Trump Promises to ‘Immediately Deport’ Foreign Students Involved in Anti-Israel Protests By Caroline Downey
Former president Donald Trump, at a Sunday rally in Democratic-heavy New Jersey, promised to “immediately deport” foreign students who participate in anti-Israel protests amid recent chaotic campus demonstrations disrupting academia.
“When I’m president, we will not allow our colleges to be taken over by violent radicals,” he said. “If you come here from another country and try to bring jihadism or anti-Americanism or antisemitism to campuses, we will immediately deport you. You’ll be out of that school.”
After protests erupted on college campuses in the weeks following Hamas’s brutal invasion of Israel on October 7, House Republicans sent a letter to the State Department and the Department of Homeland Security demanding that foreign students who participated in rallies in support of Hamas be deported.

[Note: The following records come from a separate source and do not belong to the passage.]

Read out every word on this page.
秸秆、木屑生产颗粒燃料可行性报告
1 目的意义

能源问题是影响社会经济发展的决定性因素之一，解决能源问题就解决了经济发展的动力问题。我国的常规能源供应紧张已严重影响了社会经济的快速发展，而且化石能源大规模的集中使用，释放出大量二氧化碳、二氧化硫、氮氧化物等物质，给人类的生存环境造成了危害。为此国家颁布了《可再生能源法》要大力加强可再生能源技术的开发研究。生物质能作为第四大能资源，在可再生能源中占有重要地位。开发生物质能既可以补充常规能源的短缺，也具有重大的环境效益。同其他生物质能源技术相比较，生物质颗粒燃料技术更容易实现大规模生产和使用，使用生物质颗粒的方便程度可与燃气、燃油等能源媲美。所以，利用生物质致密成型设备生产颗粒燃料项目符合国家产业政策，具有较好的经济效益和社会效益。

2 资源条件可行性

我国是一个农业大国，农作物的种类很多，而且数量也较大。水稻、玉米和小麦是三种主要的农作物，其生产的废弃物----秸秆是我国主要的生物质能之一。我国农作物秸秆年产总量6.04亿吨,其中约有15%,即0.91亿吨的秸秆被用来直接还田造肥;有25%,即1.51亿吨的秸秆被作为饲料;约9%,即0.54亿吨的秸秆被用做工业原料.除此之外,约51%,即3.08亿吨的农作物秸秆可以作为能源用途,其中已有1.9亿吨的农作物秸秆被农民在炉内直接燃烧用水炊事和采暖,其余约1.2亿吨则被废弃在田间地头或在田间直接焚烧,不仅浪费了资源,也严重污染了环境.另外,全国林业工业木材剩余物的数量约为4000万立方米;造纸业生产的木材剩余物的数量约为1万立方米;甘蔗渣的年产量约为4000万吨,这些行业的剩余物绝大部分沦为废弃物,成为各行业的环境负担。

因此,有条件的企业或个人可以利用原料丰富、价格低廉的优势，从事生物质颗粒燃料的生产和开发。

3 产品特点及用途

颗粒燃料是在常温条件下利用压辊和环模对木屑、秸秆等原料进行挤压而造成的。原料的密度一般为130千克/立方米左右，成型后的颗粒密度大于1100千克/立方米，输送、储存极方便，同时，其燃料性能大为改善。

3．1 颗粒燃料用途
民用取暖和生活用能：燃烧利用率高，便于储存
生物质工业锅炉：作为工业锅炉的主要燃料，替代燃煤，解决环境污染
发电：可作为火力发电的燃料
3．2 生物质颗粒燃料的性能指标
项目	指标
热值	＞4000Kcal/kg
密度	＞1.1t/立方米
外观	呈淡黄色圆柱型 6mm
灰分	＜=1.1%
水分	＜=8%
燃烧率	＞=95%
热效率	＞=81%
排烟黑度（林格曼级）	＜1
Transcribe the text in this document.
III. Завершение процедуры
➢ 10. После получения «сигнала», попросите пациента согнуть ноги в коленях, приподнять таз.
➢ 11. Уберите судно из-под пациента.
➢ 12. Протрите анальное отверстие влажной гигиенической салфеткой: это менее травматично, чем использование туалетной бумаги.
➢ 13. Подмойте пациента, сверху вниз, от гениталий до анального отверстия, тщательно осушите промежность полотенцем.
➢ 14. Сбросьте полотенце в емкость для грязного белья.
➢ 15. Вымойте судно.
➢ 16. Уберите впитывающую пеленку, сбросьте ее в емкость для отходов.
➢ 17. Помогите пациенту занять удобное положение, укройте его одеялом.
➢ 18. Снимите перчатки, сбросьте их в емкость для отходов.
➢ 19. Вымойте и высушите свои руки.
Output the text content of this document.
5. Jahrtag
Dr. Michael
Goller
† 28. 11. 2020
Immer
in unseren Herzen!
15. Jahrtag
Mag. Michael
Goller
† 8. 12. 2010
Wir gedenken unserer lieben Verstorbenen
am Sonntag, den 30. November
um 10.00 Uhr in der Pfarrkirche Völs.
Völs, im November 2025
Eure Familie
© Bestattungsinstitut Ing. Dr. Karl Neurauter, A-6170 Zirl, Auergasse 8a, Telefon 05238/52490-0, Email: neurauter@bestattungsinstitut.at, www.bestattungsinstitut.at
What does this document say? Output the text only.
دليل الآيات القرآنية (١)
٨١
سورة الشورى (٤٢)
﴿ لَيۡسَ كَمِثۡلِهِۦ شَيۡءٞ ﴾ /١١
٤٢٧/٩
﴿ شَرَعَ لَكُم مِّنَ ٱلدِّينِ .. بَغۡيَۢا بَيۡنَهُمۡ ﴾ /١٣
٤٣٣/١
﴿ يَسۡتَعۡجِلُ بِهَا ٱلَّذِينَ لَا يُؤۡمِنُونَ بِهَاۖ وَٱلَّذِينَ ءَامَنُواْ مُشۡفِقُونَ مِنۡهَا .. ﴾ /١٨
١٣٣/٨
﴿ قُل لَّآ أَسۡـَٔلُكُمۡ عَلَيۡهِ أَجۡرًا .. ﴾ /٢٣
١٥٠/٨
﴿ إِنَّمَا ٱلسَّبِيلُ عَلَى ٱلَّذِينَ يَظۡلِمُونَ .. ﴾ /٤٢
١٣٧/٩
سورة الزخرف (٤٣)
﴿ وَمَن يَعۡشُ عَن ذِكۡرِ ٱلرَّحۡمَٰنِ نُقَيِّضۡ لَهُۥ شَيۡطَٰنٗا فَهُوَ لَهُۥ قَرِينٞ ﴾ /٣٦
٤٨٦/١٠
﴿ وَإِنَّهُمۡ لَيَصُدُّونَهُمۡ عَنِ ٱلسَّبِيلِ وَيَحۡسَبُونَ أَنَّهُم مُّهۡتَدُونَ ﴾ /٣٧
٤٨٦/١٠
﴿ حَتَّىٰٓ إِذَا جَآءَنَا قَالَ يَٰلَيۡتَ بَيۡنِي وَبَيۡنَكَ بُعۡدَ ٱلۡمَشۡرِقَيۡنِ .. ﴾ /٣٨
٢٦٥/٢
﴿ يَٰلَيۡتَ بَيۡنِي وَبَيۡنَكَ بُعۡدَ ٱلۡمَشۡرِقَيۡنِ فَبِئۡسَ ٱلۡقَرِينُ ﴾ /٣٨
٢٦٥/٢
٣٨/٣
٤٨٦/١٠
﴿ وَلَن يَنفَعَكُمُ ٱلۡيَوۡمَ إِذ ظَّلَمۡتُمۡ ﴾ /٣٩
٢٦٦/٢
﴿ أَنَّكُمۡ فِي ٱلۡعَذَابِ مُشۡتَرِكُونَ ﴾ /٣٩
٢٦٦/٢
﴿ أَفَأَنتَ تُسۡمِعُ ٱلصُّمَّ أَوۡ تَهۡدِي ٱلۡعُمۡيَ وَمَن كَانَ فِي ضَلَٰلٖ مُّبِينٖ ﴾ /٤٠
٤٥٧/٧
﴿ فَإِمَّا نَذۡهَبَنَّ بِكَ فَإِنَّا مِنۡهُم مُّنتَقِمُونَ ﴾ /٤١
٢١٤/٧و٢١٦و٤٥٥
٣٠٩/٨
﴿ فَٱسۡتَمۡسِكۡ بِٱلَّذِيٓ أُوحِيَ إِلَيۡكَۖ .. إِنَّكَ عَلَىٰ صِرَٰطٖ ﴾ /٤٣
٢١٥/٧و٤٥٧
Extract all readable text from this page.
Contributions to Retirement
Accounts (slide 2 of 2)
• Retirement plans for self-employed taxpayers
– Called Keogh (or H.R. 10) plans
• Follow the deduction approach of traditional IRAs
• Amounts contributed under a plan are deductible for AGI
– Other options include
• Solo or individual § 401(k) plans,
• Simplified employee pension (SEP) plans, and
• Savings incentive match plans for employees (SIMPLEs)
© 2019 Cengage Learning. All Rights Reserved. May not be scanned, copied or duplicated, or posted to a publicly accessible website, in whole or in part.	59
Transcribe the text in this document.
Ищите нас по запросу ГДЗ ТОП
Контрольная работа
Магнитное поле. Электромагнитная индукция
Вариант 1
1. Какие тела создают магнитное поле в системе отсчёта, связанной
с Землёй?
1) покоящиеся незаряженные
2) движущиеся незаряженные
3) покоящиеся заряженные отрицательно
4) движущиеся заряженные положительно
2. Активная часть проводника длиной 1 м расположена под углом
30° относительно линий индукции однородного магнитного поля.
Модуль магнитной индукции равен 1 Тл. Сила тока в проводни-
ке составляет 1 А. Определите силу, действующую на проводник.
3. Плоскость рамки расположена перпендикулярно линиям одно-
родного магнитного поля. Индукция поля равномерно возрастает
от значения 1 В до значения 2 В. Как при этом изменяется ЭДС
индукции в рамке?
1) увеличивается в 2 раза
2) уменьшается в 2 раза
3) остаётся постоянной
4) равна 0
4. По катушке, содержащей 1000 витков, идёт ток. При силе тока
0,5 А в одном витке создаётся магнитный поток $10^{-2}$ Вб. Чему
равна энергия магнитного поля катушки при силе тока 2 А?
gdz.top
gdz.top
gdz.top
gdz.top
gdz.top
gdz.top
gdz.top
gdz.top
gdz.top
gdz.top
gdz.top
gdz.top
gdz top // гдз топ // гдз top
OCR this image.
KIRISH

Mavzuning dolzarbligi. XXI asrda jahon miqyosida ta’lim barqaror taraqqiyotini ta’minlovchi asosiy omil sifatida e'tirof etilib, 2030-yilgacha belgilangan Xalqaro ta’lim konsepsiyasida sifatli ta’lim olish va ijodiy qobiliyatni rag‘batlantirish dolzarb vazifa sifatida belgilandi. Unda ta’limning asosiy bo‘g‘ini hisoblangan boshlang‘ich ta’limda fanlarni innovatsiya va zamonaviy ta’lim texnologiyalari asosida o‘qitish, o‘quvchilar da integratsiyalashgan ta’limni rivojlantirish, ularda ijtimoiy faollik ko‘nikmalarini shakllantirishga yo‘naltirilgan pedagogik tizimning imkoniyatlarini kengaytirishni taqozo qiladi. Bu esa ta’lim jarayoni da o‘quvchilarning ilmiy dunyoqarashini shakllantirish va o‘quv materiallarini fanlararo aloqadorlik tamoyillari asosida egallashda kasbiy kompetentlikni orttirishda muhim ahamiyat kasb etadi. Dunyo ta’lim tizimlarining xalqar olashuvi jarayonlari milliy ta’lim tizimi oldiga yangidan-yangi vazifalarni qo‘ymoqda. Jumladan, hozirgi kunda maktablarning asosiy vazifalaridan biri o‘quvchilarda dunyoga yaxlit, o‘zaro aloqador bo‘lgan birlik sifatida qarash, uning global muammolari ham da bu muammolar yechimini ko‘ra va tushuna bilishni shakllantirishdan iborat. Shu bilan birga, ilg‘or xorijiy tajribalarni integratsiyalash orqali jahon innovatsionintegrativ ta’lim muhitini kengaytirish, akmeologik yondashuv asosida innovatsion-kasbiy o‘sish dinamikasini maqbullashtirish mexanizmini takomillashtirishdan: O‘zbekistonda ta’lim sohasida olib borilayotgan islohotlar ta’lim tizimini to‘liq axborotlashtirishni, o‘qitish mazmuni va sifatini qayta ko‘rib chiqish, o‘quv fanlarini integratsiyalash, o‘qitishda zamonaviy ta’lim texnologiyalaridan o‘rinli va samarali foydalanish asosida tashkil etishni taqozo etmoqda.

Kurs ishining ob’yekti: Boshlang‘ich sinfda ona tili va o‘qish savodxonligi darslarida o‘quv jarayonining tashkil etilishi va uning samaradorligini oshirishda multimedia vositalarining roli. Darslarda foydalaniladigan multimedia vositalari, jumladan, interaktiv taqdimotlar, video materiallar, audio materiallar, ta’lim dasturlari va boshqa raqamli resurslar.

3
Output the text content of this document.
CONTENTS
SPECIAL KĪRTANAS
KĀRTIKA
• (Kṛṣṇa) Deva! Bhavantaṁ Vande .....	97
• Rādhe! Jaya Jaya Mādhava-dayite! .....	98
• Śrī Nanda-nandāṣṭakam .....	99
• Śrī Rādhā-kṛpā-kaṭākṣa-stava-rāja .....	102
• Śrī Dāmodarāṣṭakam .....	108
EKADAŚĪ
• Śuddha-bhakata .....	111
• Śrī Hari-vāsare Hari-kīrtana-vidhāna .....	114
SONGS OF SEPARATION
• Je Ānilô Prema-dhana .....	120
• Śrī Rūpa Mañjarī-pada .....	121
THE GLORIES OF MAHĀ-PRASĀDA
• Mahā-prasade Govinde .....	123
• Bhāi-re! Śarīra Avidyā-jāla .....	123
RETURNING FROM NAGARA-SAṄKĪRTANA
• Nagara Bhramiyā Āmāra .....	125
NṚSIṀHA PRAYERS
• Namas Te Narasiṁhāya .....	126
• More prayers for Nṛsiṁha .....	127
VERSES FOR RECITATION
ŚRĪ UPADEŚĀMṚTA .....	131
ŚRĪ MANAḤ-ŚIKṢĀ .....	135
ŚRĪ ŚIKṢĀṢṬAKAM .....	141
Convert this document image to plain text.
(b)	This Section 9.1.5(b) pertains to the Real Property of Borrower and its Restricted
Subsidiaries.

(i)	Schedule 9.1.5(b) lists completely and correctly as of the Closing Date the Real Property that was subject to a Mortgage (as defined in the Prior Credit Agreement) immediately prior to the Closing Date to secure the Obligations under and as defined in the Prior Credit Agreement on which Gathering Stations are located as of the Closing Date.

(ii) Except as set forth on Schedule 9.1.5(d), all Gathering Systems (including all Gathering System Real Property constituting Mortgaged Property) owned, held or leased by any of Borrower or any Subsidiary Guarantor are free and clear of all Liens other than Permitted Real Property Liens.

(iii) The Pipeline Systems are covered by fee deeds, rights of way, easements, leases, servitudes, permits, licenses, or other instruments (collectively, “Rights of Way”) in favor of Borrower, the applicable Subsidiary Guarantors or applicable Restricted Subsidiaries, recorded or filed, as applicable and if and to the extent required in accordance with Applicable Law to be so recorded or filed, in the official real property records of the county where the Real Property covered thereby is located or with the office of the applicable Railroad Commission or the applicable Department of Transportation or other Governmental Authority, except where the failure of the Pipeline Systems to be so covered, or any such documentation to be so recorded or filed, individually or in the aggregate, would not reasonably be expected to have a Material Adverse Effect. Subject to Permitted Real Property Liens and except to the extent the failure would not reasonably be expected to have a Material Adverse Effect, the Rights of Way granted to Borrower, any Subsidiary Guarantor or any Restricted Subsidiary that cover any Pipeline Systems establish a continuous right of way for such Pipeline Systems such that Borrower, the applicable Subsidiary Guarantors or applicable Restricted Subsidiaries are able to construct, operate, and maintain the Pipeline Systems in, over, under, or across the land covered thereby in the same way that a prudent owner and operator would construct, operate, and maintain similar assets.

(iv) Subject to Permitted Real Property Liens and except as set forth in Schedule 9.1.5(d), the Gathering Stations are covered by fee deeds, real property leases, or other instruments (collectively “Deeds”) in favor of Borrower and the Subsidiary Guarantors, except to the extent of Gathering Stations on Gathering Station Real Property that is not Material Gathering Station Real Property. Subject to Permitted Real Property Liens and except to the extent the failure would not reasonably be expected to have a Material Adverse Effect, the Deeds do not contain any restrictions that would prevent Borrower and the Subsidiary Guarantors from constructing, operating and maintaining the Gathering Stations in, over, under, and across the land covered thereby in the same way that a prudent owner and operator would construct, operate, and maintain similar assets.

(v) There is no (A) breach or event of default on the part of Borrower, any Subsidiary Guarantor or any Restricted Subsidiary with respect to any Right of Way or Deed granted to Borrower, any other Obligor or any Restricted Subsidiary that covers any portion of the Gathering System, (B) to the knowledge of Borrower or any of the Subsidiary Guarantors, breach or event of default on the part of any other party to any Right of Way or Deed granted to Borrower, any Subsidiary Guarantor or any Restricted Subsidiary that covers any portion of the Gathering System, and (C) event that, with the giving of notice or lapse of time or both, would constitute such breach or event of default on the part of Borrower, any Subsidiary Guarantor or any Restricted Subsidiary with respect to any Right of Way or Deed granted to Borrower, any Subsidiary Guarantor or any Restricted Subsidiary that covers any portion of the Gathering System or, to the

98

“We are concerned by recent reports of demonstrations on U.S. soil, including student demonstrations, in support of Hamas, a designated Foreign Terrorist Organization, following the shocking terrorist attacks by Hamas on our closest ally in the Middle East, Israel. These demonstrations potentially involve student visa holders,” Representatives Jim Banks (R., Ind.) and Jeff Duncan (R., S.C.) wrote in a letter addressed to Secretaries Antony Blinken and Alejandro Mayorkas.
The letter noted the many Students for Justice in Palestine chapters have issued statements praising Hamas terrorists as freedom fighters or martyrs and justifying their onslaught as necessary for the liberation of the Palestinian people.
Signed by more than a dozen House Republicans, the letter demanded that the State Department and DHS investigate whether non–immigrant visa holders “have been rendered ineligible as a result of ‘endorsing or espousing’ terrorist activity by Hamas?”
Many prominent GOP lawmakers have for months called for the expulsion of foreign students engaged in such inflammatory behavior. Senator Tom Cotton has urged for aliens on student visas who have endorsed or espoused terrorist activity to be deported.
When asked in November by Senator Josh Hawley whether foreign “students . . . who . . . actively advocate for the elimination of Israel and attacks on Jewish individuals . . . [should] have their visas revoked,” Mayorkas stated that “it is a matter of legal interpretation of the statute” that he is “not in a position to provide” but that DHS is “assessing.”
Trump on Sunday also slammed President Biden for abandoning Israel by having threatened to withhold aid for armaments as Israel conducts its military operation in Gaza to destroy Hamas.
“This week he announced he would withhold shipping weapons to Israel as they fight to eradicate Hamas terrorists in Gaza,” Trump said as the audience booed. “It was shocking to hear it. Even while there are still American hostages being held by Hamas. . . . Crooked Joe’s actions is one of the worst betrayals of an American ally in the history of our country.”
“I support Israel’s right to win the war on terror,” he added.
During his administration, Trump and Israeli prime minister Benjamin Netanyahu were known to have a strong diplomatic relationship. After Biden last week said that an Israel Defense Forces invasion of Rafah, the last major Hamas stronghold, was a “red line” for his administration, Netanyahu rebuked him and said the country will pursue Hamas’s eradication so October 7 is never repeated.
City officials estimated that the Trump rally in Wildwood, N.J., along the Jersey Shore, drew a crowd of 80,000 to 100,000, Axios reported.
Trump said the audience size could compete with concerts of major music stars, many of whom are very progressive and criticize him openly. “We have a much bigger crowd than Bruce Springsteen,” he said.